The strongest results came from:
- consistency of agent behavior (4.0)
- general usefulness (4.0)
- low rate of interruptions (4.1)
Integration with the local file system (3.9) and accuracy of file operations (3.9) followed closely. The lowest scores landed on:
- execution speed (3.4)
- ease of installation and initial setup (3.3)
Willingness to recommend the application to other developers averaged 3.6, which suggested a generally positive but not yet uniformly enthusiastic response.

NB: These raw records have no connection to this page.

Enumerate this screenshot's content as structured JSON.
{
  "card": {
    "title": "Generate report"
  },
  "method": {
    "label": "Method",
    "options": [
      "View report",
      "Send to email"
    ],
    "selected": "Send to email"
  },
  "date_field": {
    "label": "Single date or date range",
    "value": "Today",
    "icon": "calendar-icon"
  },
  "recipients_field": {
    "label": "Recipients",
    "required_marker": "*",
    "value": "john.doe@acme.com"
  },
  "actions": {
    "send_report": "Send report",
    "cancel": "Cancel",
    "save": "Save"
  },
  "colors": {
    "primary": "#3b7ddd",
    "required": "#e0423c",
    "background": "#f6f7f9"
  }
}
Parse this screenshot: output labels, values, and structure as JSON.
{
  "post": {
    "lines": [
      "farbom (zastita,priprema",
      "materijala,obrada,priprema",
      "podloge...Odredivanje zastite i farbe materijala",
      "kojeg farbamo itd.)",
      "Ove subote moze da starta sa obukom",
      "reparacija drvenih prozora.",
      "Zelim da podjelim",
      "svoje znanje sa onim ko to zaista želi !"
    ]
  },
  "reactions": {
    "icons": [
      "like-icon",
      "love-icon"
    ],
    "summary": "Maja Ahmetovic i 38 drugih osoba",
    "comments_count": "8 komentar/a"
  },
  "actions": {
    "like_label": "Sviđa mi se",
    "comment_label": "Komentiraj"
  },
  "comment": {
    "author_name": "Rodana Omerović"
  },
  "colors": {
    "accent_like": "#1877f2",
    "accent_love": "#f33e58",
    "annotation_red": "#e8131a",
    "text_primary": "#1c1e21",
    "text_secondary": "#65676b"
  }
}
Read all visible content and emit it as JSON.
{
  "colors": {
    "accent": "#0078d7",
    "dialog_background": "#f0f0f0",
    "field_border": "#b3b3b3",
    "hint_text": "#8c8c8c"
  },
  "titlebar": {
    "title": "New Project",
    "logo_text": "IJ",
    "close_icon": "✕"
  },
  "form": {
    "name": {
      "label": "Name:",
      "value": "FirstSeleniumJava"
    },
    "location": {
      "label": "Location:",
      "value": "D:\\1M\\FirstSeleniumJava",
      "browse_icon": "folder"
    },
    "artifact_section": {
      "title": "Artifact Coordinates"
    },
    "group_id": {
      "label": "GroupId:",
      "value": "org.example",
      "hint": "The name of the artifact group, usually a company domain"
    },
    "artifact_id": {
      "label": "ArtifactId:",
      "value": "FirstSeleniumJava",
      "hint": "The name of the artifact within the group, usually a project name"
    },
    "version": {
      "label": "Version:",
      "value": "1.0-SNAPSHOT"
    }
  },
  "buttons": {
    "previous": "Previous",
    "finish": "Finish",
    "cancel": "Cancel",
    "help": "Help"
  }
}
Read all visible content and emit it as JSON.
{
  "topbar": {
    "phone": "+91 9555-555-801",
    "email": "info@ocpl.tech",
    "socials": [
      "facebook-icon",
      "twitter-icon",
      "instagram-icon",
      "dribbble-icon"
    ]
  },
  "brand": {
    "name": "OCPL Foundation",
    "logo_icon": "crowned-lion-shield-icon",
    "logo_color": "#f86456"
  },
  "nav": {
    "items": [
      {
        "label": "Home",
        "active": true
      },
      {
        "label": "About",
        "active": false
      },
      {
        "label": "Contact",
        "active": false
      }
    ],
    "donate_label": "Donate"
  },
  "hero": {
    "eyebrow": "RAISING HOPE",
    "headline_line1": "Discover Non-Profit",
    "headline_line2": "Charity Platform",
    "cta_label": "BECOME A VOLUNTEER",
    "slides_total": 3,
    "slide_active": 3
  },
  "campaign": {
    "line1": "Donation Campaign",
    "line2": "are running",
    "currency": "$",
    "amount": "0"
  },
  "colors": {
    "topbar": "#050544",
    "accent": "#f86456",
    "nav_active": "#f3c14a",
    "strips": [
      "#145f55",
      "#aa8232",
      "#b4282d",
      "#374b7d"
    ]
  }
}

These results aligned closely with what I had observed in the technical evaluation. Performance and onboarding are the weakest links. Once developers got the system running, the perceived quality of the agent itself was solid. So the clearest opportunities for improvement sit outside the agent loop: faster startup, simpler installation, and better runtime efficiency. That was another useful correction for me, because my early instinct was to focus mostly on agent behavior.
What I took away from the evaluation
A few themes ran through almost every part of the evaluation.
First, the architecture worked. MCP, the agent loop, and the host application combined into a real, usable system that handled local and cloud file operations from a single CLI surface.
Second, the experience is shaped less by raw model capability than by the surrounding system: how prompts are interpreted, how many tools are exposed, how fast inference starts, and how clearly the host communicates back to the user.
Third, MCP scaling deserves careful attention. The number of tools is not free. Each one increases the context the model has to reason over, which directly affects latency and token usage.
And finally, developer experience is a leading indicator. Engineers were fairly tolerant of imperfect agent behavior, but not tolerant of installation friction and slow first responses. Those areas deserve the most attention before this kind of system can move from prototype to daily tool.
That naturally led to the final question: even if it works, is it actually usable day to day?
That gap between "it works" and "I'd reach for it daily" is exactly the gap I want to keep closing in future iterations.